Колобок не мешкая слинял, уволок банку в свое укромное логово. Дорвал­ся, прилепился к банке страстной душою, приголубливал, все через край, гужевался. Не торопясь, усердно лакомился. Кипяточком прихлебывал, утрамбовывал. Пайки-то не было: остаток от утренней пайки дожевал в сто­ловой. Уплетал, порою кисою мурлыкал: "Фартовая бацилла". Ему радостно кричали: "Выверни, дурень: ловчее станет. Оближи". Но Колобок жестоко был наказан. Желудок, не имеющий большой привычки к сладкой жизни, спасовал. То и дело Колобок шмыгал из барака с искаженным лицом. Потащил нас Колобок.
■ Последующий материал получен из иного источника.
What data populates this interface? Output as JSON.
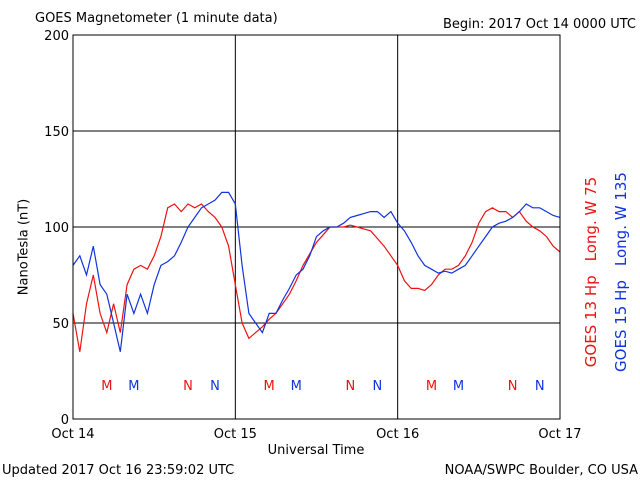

Помнится, я нечаянно высказался в манере, которая вообще-то мне не свойственна, полез к Бирону с дружественным советом: мол, говорю, умерь язычок, кончай театр для себя. Не следует раздражать и дразнить насе­ление барака. Зачем так явно и бесцельно дразнить гусей? Надо быть благо­разумнее, осторожнее. Бирон вломился в амбицию:

— Начхать с тринадцатого этажа. Думаешь, к вам они лучше относятся? Да они презирают и меня, и вас, и Краснова. И ненавидят. Белая ворона. Чужеродное тело. Меня этот кретин, что на раме стоит, спрашивает: твой корешь, долгохарий, тоже еврей? Юноша, это о вас. А ваш Краснов дурак. На общих. Думает, к народу ближе. Да они его презирают. Я русского челове­ка вижу насквозь, как Вий. Ясен его портрет. Посмотри на эти хари! Когда русского человека угощаешь, его можно третировать, унижать, как твоя ду­шенька соблаговолит. Глянь на этого типа. Хорош? Если бы я был президен­том Соединенных Штатов, я бы эту страну сжег, сжег бы эту скверну, подлость. Ненавижу! Хамье, взбеситься можно. Кретины! Мерзавцы! Кошмар! И я должен жить среди этих скотов! Тихий ужас. Как я принимаю Ницше, сказавшего: "Я с жадностью жду конца". Сие есть и мой катехизис.

Как-то после работы Бирон призвал Краснова:

— Юноша, можно вас на минутку. Хотите философско-психологический этюд? Я вас прошу, очень. Продолжение нашего разговора. Садитесь. Бес­платно.